A Casa da Esperança foi a primeira instituição que deu suporte para os pacientes de poliomielite em Santos. A médica, que trabalha no local, finaliza reforçando a importância de vacinar as crianças para evitar um novo surto da doença.


"Se as mães vissem o que ocorreu na época do surto e o quanto as pessoas sofreram, estariam levando os filhos para tomar vacina. Em 1994, o Brasil recebeu o certificado de erradicação da poliomielite e a gente não pode retroceder. É mais fácil você dar uma vacina, uma injeção, do que ter seu filho num hospital, numa UTI, em isolamento com risco de óbito ou ficar com sequelas, inclusive necessitando de cadeira de rodas".


Vacinação na Baixada Santista
Em Santos, a campanha oferece uma dose extra da vacina para crianças de 1 ano a menores de 5 anos de idade, segundo a Prefeitura. Por ser uma dose adicional, mesmo crianças que já têm esquema vacinal completo devem ser levadas a policlínica para a imunização.


Em 2021, o município aplicou 3.240 doses do esquema vacinal contra a poliomielite, totalizando uma cobertura de 74,2%. Já em 2022, até o momento, foram aplicadas 2.230 - uma cobertura de 75,81%. O público estimado é de 4.246 pessoas. Confira aqui a programação de vacinação em Santos.


São Vicente informou, por meio da Secretaria de Saúde (Sesau), que vacinou 4.164 crianças em 2021, um total de 20,82%. Em 2022, 7.214 crianças foram vacinadas até a última quarta-feira (19). Isso representa uma cobertura de 36,07%.


A vacinação em São Vicente acontece nas 26 Unidades Básicas de Saúde (UBS) e Estratégias de Saúde da Família (ESF), de segunda a sexta das 9h às 15h30.


Praia Grande afirmou que a campanha estadual está prevista até o dia 31 de outubro mas que as vacinas ficam disponíveis durante o ano todo. Lá, foram 21.914 doses aplicadas em 2021, enquanto em 2022 foram 26.498 aplicações. As 30 Usafas do município seguem aplicando a vacina.


A Secretaria de Saúde de Guarujá informou que o total de doses aplicadas foi de 15.759 em 2021, aplicadas em crianças de até seis anos.
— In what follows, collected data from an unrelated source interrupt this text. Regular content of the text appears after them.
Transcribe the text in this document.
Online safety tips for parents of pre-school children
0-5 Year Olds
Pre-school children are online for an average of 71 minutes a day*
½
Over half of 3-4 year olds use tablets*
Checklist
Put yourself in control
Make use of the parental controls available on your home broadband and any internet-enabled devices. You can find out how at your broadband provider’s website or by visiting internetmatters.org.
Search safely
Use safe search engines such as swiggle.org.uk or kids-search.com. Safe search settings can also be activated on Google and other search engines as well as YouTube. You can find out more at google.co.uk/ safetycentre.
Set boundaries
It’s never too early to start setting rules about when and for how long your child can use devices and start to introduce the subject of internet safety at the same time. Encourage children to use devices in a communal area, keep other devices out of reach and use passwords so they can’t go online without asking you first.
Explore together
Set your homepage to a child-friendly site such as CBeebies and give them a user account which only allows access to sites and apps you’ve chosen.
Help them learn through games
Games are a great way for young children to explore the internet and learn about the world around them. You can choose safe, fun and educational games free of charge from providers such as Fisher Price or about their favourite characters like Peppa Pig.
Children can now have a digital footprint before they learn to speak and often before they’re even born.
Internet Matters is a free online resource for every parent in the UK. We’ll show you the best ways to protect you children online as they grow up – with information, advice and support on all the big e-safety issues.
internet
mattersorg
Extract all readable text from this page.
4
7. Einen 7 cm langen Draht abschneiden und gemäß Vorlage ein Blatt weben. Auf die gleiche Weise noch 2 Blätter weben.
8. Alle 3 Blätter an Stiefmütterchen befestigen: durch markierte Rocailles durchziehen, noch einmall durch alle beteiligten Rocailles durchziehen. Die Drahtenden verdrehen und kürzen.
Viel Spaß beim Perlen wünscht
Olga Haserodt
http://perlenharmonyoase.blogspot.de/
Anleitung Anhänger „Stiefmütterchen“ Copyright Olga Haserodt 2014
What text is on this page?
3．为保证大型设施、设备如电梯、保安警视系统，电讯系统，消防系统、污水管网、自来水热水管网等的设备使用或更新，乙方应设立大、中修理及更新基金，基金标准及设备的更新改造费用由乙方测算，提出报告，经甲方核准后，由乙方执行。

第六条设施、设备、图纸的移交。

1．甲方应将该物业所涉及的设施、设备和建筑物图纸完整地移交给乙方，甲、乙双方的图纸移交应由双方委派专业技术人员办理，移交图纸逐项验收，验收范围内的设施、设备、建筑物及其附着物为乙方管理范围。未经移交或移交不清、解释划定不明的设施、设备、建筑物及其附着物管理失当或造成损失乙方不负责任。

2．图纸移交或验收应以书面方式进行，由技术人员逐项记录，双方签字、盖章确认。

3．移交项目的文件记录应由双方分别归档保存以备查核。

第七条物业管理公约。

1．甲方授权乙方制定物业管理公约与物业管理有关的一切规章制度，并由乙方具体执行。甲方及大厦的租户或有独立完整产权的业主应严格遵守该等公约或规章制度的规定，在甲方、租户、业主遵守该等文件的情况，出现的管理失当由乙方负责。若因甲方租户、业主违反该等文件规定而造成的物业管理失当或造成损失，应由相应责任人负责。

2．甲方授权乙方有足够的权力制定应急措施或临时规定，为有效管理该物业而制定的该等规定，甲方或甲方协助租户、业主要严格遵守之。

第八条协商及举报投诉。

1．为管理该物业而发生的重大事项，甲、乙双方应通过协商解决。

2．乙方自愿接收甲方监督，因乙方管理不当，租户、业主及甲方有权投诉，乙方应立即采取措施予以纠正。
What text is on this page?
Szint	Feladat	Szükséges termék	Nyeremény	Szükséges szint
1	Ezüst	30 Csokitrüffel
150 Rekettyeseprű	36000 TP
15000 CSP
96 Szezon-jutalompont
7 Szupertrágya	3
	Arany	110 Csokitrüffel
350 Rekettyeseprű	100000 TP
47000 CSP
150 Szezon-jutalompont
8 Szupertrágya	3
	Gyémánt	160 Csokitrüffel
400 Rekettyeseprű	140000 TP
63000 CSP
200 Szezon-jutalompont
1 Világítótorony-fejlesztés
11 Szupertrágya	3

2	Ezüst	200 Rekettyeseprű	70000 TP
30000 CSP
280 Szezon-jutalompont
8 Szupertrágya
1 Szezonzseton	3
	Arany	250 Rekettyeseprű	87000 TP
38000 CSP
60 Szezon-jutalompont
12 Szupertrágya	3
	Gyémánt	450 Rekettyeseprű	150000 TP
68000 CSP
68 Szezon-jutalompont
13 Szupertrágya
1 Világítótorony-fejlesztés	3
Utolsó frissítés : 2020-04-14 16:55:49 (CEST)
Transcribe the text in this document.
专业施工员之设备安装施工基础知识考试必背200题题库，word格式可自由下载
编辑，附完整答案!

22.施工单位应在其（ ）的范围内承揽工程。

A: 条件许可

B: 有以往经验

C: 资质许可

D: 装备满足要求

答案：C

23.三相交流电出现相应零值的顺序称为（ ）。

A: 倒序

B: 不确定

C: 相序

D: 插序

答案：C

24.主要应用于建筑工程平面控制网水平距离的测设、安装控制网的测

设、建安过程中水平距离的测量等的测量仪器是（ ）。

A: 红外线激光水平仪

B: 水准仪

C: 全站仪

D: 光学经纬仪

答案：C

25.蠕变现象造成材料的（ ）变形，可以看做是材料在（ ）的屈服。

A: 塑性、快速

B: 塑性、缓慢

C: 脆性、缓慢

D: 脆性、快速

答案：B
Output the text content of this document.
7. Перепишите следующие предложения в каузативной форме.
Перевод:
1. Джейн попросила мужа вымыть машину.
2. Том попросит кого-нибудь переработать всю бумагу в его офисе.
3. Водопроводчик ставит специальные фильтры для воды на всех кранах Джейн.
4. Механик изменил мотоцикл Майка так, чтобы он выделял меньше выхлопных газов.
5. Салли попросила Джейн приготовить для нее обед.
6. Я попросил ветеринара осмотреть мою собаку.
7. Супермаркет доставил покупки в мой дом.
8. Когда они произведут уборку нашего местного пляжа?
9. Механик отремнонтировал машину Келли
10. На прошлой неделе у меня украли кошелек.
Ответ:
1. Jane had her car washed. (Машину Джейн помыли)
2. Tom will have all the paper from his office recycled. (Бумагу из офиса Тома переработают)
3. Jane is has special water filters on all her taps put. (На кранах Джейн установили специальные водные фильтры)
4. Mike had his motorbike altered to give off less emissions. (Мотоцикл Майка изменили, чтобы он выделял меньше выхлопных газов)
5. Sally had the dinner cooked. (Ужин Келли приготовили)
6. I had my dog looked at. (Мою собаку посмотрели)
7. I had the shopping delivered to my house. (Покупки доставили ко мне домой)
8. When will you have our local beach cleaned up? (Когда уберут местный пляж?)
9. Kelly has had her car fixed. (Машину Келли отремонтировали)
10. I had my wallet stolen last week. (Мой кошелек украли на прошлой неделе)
A campanha segue até o dia 31 nas 15 Usafas e em cinco UBS.


A Prefeitura de Mongaguá informou que seguirá os prazos determinados pelo Governo Federal. Até a última quinta-feira (20), 68% do público alvo foi imunizado, um total de 2.125 doses aplicadas contra a poliomielite.


Em Peruíbe, 1.305 crianças de 1 a 4 anos foram vacinadas em 2021. Já em 2022, até o momento foram 2.139 doses aplicadas. A campanha foi prorrogada até o dia 31 de outubro e a vacina está disponível nas unidades Caraguava, Veneza, Trevo, Centro e Ribamar.


Em Cubatão, o índice de vacinação está em 55% das crianças de 1 a 4 anos. A cidade mantém 14 unidades de Saúde oferecendo a vacina de segunda a sexta-feira, além da vacinação os sábados das 9 às 16 horas em pontos estratégicos. Neste sábado, 22, haverá vacinação no Jardim Nova República, tanto na unidade de Saúde como em um posto volante pelos bolsões 7, 8 e 9.